Desmond King may have cost himself some valuable positioning in the NFL Draft by returning to play cornerback at Iowa in his senior season.
The Detroit native won the Thorpe Award as the nation’s top cornerback after his junior year and was projected as a potential first-round choice if he’d entered the NFL Draft that year.
Now, after a surprisingly unimpressive performance at the Senior Bowl and an NFL Scouting Combine appearance that was adequate but not showy, King may be slipping into the third round of the April 27-29 draft.
That’s according to Josh Liskiewitz, the Big Ten Conference scouting analyst for Pro Football Focus.
It’s not just that King is on the small side, at 5-foot-10, 201 pounds. It’s because this year’s draft class is historically strong at defensive back. Liskiewitz said there are 12 cornerbacks besides King who will grade well enough to be drafted in the first round, though not all will. Add another six or seven safeties good enough to merit first-round consideration, and King has his work cut out for him.
“He probably would have gone higher in last year’s draft,” Liskiewitz said of King, who ran through every drill but the 40-yard dash Monday at the combine in Indianapolis. “He tested fine. I’m sure he would have been OK in the 40 if he’d been able to run it.
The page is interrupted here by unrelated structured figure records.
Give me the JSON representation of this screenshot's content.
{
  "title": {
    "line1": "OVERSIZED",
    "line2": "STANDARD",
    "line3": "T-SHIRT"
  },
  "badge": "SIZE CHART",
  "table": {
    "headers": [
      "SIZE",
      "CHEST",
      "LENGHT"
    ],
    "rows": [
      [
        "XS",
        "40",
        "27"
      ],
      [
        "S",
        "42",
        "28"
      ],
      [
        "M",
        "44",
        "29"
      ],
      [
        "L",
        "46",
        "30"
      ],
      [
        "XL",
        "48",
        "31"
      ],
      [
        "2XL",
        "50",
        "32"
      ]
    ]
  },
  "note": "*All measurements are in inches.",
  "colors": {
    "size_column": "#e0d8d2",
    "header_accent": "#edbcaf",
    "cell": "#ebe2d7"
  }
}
I don’t think he would have blown the doors off.
“But this class is just way too stacked.”
King suffered an abdominal strain during training leading up to the combine but told reporters he plans to run the 40 during Iowa’s Pro Day later this month.
His numbers in the other drills were mainly unremarkable when compared to the other defensive backs. King bench-pressed 225 pounds 14 times, had a 34-inch vertical jump, a 9-foot, 9-inch broad jump, ran 4.18 seconds in the 20-yard shuttle and 11.57 in the 60-yard shuttle. His best showing was in the three-cone drill, where his 6.67-second time was third-best among his position group.
Meanwhile, players like Ahkello Witherspoon of Colorado and Kevin King of Washington flourished at the combine.
“Guys that weren’t necessarily on the radar of the national media before were running 40s in the 4.4s and jumping out of the building,” Liskiewitz said. “When you show that kind of athleticism and it’s a deep class, those things are going to be tiebreakers.”
Liskiewitz still thinks King can have a lengthy NFL career as a starter, however. His productivity at Iowa suggests so.
Some NFL team will recognize that as well, and King will probably go in the late second or third round of the draft, Liskiewitz said.
“Every team’s going to have a different flavor to like,” Liskiewitz said. “Every team is going to have a completely different board.”